Brave New World

I just got a comment that reminded me I hadn’t posted a quick review of Aldous Huxley’s Brave New World. I read this in one day over Thanksgiving weekend.

Of all the dystopia, future-state books and movies I’ve consumed (numerous, to be sure), this is the only one that does not present a clear picture that the Big Brother is evil. The citizens of the World State live in a world where people are bred to fulfill certain roles in life, have access to a sedative drug that produces a euphoric high with no side-effects, and go about their lives in blissful ignorance of what a freer life would be like. Things unravel slightly when a Savage is brought in from a Reservation. The Savage has read Shakespeare, thus breeding in him a desire for passions, properness, and, most of all, a true choice between happiness and misery.
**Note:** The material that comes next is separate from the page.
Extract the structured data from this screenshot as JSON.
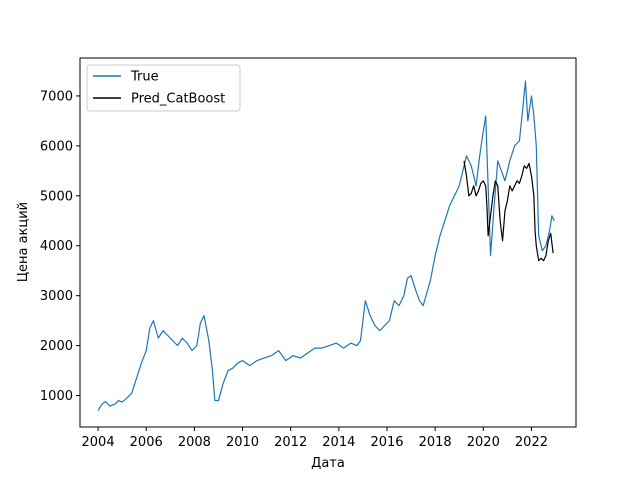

The first half of the book laid the groundwork so the reader knows what the World State is like for those who are happy with it and for those few people who feel that something is not right. The human growing and socializing aspects are interesting from a science-fiction perspective, but it is the last twenty pages of the book where the book gains its worth. There is a discussion between the governor of the World State and the Savage that is thought provoking. I was almost persuaded that the happily peaceful but mediocre existence of the populace was a good thing. The possibility is definitely tempting.

The one thing I hate about writing book reviews is that I invariably get my verb tenses messed up. It’s late, I have class early tomorrow; so instead of proofing it I’ll just apologize for my screw ups. Where’s my soma!?